A minister whose baby twins died during the pandemic says Boris Johnson "needs to change his ways", following a string of revelations about drinks parties at No 10 during lockdown.
Guy Opperman said that in May 2020 - when the PM attended a garden party - he could not visit his wife and sons in hospital due to Covid rules.
His twins Rafe and Teddy died shortly afterwards.
But Mr Opperman told the BBC that Boris Johnson should stay in his post.
No 10 has urged critical MPs to wait for senior civil servant Sue Gray to finish her report into lockdown gatherings.
Earlier this week Mr Johnson acknowledged that he attended a drinks gathering on 20 May 2020 but insisted he believed it was a work event.
Downing Street has also apologised to Buckingham Palace after it emerged two staff parties were held at No 10 on the night before Prince Philip's funeral.
Mr Johnson was not at either event, but his spokesman said it was "deeply regrettable that this took place at a time of national mourning".
Speaking to the BBC's Politics North programme, Mr Opperman - pensions minister and MP for Hexham in Northumberland - said: "I feel pretty emotional about this because in May 2020 my wife and kids were unwell and they went to hospital.
"I was not able to go there to support them.
"And I've got constituents who couldn't go to the care homes, to funerals who were obviously obeying the rules and quite clearly in No 10 at that time there were a number of people not behaving appropriately.
"I feel pretty emotional that I wasn't able to support my wife and kids."
He added while some of the behaviour in No 10 was clearly not acceptable, it was 18 months ago and the prime minister should continue in his position. He said Sue Gray's report would be the time to "consider what has happened".

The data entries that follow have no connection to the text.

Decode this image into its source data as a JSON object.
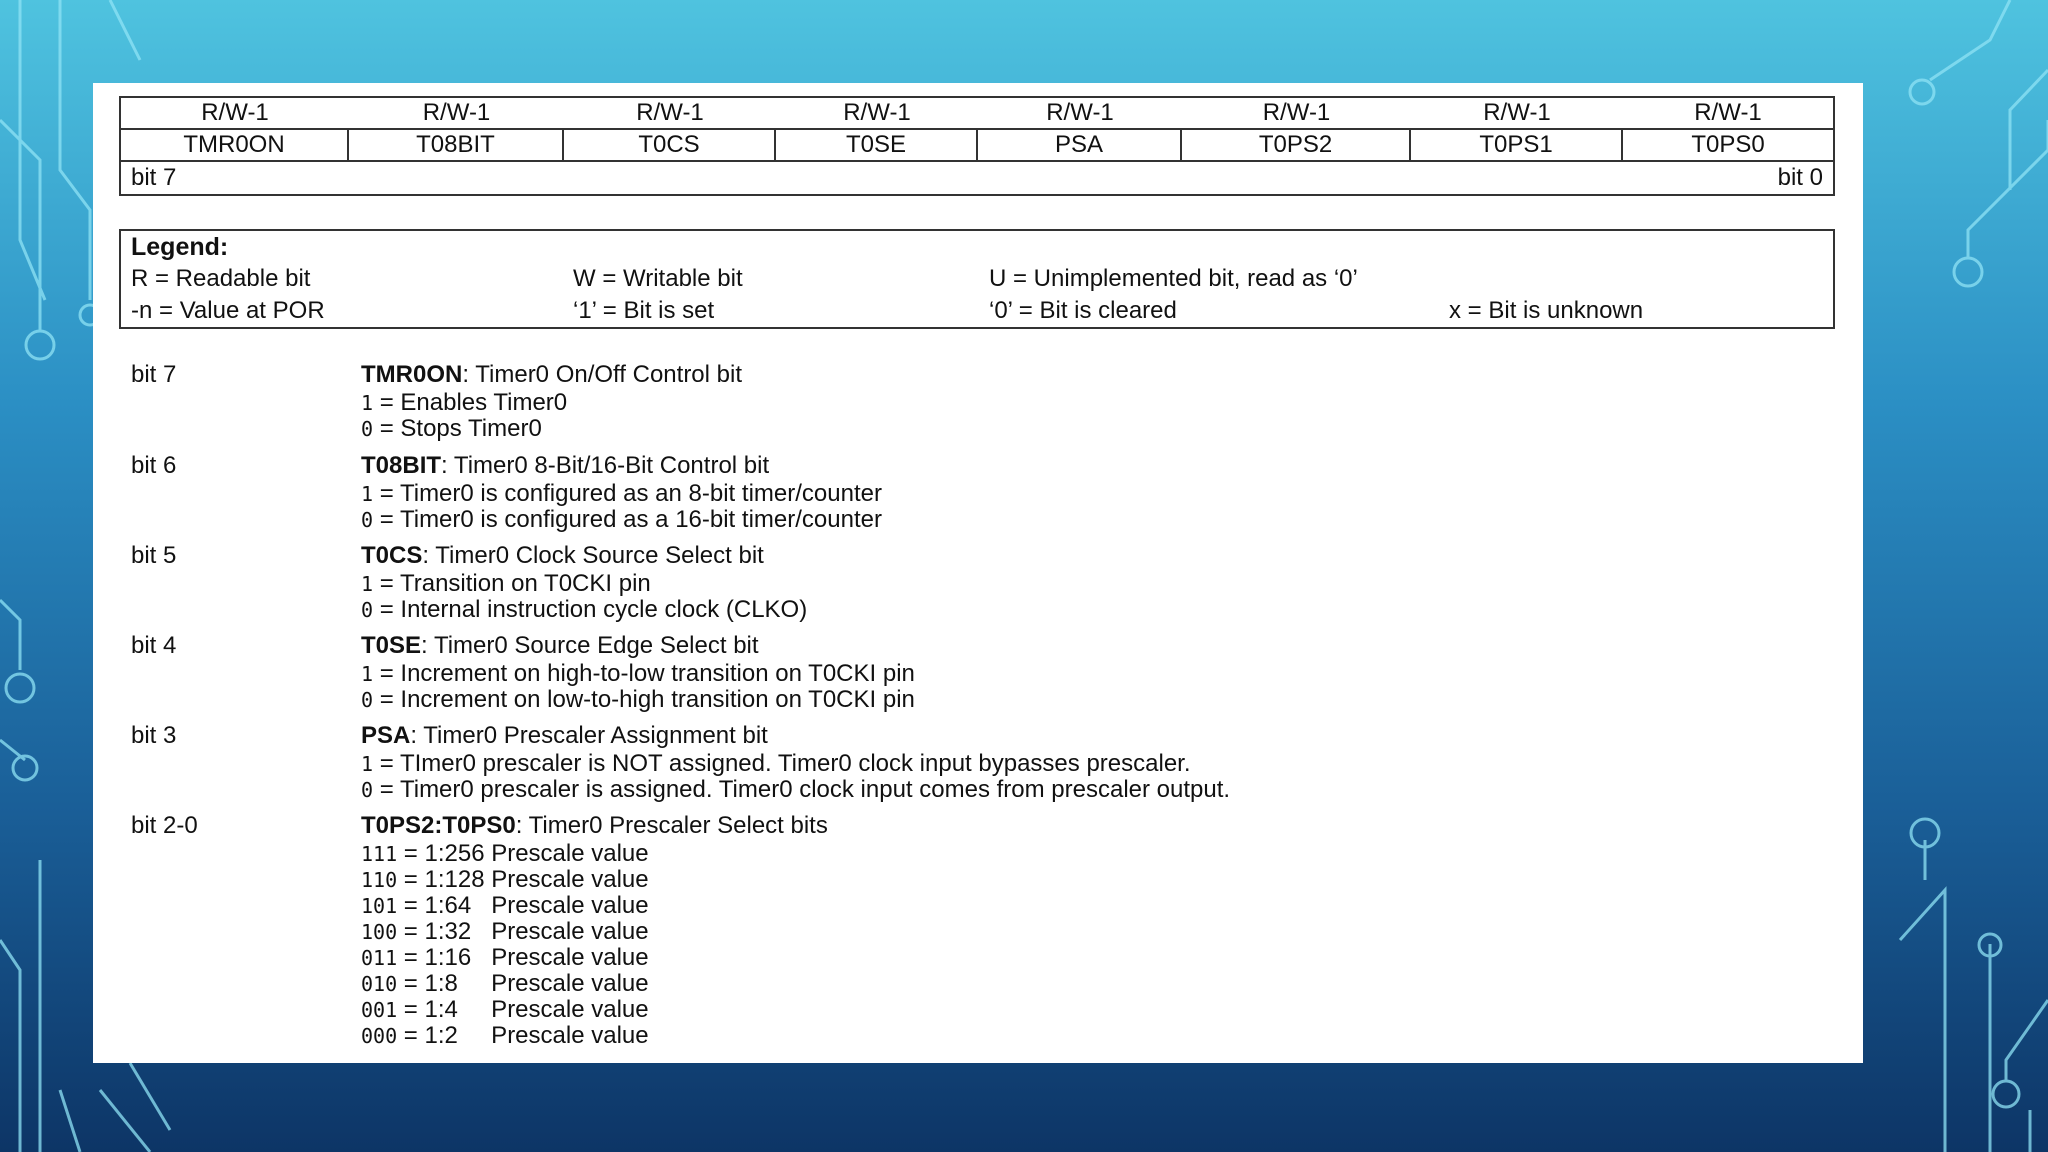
{
  "register": {
    "access": [
      "R/W-1",
      "R/W-1",
      "R/W-1",
      "R/W-1",
      "R/W-1",
      "R/W-1",
      "R/W-1",
      "R/W-1"
    ],
    "names": [
      "TMR0ON",
      "T08BIT",
      "T0CS",
      "T0SE",
      "PSA",
      "T0PS2",
      "T0PS1",
      "T0PS0"
    ],
    "msb_label": "bit 7",
    "lsb_label": "bit 0"
  },
  "legend": {
    "title": "Legend:",
    "r": "R = Readable bit",
    "w": "W = Writable bit",
    "u": "U = Unimplemented bit, read as ‘0’",
    "n": "-n = Value at POR",
    "set": "‘1’ = Bit is set",
    "cleared": "‘0’ = Bit is cleared",
    "x": "x = Bit is unknown"
  },
  "bits": [
    {
      "label": "bit 7",
      "name": "TMR0ON",
      "sep": ":",
      "desc": " Timer0 On/Off Control bit",
      "values": [
        {
          "code": "1",
          "text": " = Enables Timer0"
        },
        {
          "code": "0",
          "text": " = Stops Timer0"
        }
      ]
    },
    {
      "label": "bit 6",
      "name": "T08BIT",
      "sep": ":",
      "desc": " Timer0 8-Bit/16-Bit Control bit",
      "values": [
        {
          "code": "1",
          "text": " = Timer0 is configured as an 8-bit timer/counter"
        },
        {
          "code": "0",
          "text": " = Timer0 is configured as a 16-bit timer/counter"
        }
      ]
    },
    {
      "label": "bit 5",
      "name": "T0CS",
      "sep": ":",
      "desc": " Timer0 Clock Source Select bit",
      "values": [
        {
          "code": "1",
          "text": " = Transition on T0CKI pin"
        },
        {
          "code": "0",
          "text": " = Internal instruction cycle clock (CLKO)"
        }
      ]
    },
    {
      "label": "bit 4",
      "name": "T0SE",
      "sep": ":",
      "desc": " Timer0 Source Edge Select bit",
      "values": [
        {
          "code": "1",
          "text": " = Increment on high-to-low transition on T0CKI pin"
        },
        {
          "code": "0",
          "text": " = Increment on low-to-high transition on T0CKI pin"
        }
      ]
    },
    {
      "label": "bit 3",
      "name": "PSA",
      "sep": ":",
      "desc": " Timer0 Prescaler Assignment bit",
      "values": [
        {
          "code": "1",
          "text": " = TImer0 prescaler is NOT assigned. Timer0 clock input bypasses prescaler."
        },
        {
          "code": "0",
          "text": " = Timer0 prescaler is assigned. Timer0 clock input comes from prescaler output."
        }
      ]
    },
    {
      "label": "bit 2-0",
      "name": "T0PS2:T0PS0",
      "sep": ":",
      "desc": " Timer0 Prescaler Select bits",
      "values": [
        {
          "code": "111",
          "text": " = 1:256 Prescale value"
        },
        {
          "code": "110",
          "text": " = 1:128 Prescale value"
        },
        {
          "code": "101",
          "text": " = 1:64   Prescale value"
        },
        {
          "code": "100",
          "text": " = 1:32   Prescale value"
        },
        {
          "code": "011",
          "text": " = 1:16   Prescale value"
        },
        {
          "code": "010",
          "text": " = 1:8     Prescale value"
        },
        {
          "code": "001",
          "text": " = 1:4     Prescale value"
        },
        {
          "code": "000",
          "text": " = 1:2     Prescale value"
        }
      ]
    }
  ]
}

Labour, the Liberal Democrats and the SNP are all calling for Mr Johnson to resign after he admitted attending the 20 May 2020 drinks party in the Downing Street garden during lockdown.
And Andrew Bridgen has become the fifth Conservative MP to publicly declare they have written to the chairman of the 1922 Committee - which organises Tory leadership contests - to say they have no confidence in the prime minister.
Fifty-four Conservative MPs have to write a letter to trigger a vote.
Elsewhere the former head of the government's Covid taskforce has apologised for attending a leaving drinks at the Cabinet Office on 17 December 2020 when she left the civil service.
Kate Josephs, who is now the chief executive of Sheffield City Council, said she was "truly sorry" for "the anger that people will feel".